A statement from NHIF last week noted: “The civil servants medical scheme remains valid as per the existing contract. Other government agencies with valid contracts will continue accessing benefits as per the provisions of their contracts and the National Police and Prisons Service medical cover is still valid and members will continue accessing Scheme benefit.”

National Police Service has a Sh4 billion deal with NHIF while civil servants have a Sh5 billion deal with the fund.

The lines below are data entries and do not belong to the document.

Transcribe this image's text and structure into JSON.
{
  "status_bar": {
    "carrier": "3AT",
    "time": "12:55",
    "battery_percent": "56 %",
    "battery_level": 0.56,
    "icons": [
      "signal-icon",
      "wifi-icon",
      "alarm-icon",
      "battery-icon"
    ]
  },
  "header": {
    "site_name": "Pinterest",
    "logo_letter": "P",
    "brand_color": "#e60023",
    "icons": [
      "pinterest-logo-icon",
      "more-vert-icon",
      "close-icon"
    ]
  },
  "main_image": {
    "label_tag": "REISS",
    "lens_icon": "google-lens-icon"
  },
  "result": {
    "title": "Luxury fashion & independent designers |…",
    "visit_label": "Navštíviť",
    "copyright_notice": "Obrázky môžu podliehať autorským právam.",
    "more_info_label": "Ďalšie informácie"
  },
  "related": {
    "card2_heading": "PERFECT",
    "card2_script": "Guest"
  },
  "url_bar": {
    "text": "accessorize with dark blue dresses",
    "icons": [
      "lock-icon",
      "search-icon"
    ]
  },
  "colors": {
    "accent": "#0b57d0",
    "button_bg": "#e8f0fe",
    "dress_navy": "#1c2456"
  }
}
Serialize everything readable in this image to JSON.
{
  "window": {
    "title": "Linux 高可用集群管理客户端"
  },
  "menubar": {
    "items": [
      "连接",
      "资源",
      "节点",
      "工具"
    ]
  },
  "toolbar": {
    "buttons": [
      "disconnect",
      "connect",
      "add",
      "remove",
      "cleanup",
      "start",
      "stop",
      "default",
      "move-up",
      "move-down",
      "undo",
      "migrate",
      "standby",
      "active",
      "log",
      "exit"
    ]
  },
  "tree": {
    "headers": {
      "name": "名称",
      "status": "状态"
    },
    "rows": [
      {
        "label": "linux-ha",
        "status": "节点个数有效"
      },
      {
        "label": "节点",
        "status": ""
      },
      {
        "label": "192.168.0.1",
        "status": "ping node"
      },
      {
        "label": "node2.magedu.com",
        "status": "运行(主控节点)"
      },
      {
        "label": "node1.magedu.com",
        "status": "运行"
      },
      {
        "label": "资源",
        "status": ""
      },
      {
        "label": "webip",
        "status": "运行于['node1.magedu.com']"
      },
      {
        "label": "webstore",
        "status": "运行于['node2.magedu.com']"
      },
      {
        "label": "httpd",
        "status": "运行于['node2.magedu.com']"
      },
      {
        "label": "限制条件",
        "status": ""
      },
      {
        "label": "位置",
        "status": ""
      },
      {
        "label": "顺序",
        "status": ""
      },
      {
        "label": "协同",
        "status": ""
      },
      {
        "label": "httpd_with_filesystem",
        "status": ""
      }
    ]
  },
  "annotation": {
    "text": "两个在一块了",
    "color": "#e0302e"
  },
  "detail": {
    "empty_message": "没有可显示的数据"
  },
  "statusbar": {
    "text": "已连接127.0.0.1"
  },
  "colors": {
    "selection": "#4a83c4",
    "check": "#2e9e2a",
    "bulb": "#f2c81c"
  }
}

This is not the first time the fund finds itself in a tight spot. A few weeks ago reports emerged that the fund was collapsing under the weight of unsustainable payouts.

Trends of the fund

But acting CEO Nicodemus Odongo pointed out that the fund was just acting to some of the loopholes identified from an audit ordered by the board with some of the issues highlighted being historical.

“The audit report that has been mentioned several times is that of an institution looking at itself to find out just where problems could be. It found that a number of anomalies are historical, dating back 2012," Odongo said.

He pointed out that there are concerns based on the trends of the fund, which the government wants to use to achieve Universal Health Coverage (UHC). He underlined that NHIF is not broke.

In 2015, with the gazetting of the new NHIF rates, the fund changed its benefits package from just paying for daily rebates to catering for various schemes. Initially, NHIF charged a flat rate of Sh150 from those in formal employment.

From 2016, a number of packages were put in place including the cancer package. This, Odongo says, has reduced the number of people going out of the country for treatment. He notes that increased benefits have meant the fund pays out more.

“Benefit utilisation is the amount of money being spent from the collection.

"This was going up from a reasonably higher rate from what was there before but remember contribution rates were still constant,” Odongo said on the enhanced benefits.

The report concluded that if no action is taken then payouts will definitely overtake contributions and fingers have been pointed at the informal sector.

National Scheme comprises statutory contributors deducted by employers and voluntary contributors who pay Sh500 per month. With about two out of five people living below poverty line, these voluntary contributors therefore could come in and out anytime.

“Some in this category default but when they seek treatment, for instance, need surgery, they come back and pay Sh1,000 and wait for two months and in this way NHIF is required to pay Sh500,000 for surgery and then they bolt out again once this has been paid,” he said.

In most cases, the fund has realised that those in the informal sector pay Sh6,000 but spend an average of Sh23,000 per year. In pooling the statutory and voluntary contributors, it has become clear that the latter are heavily subsidised.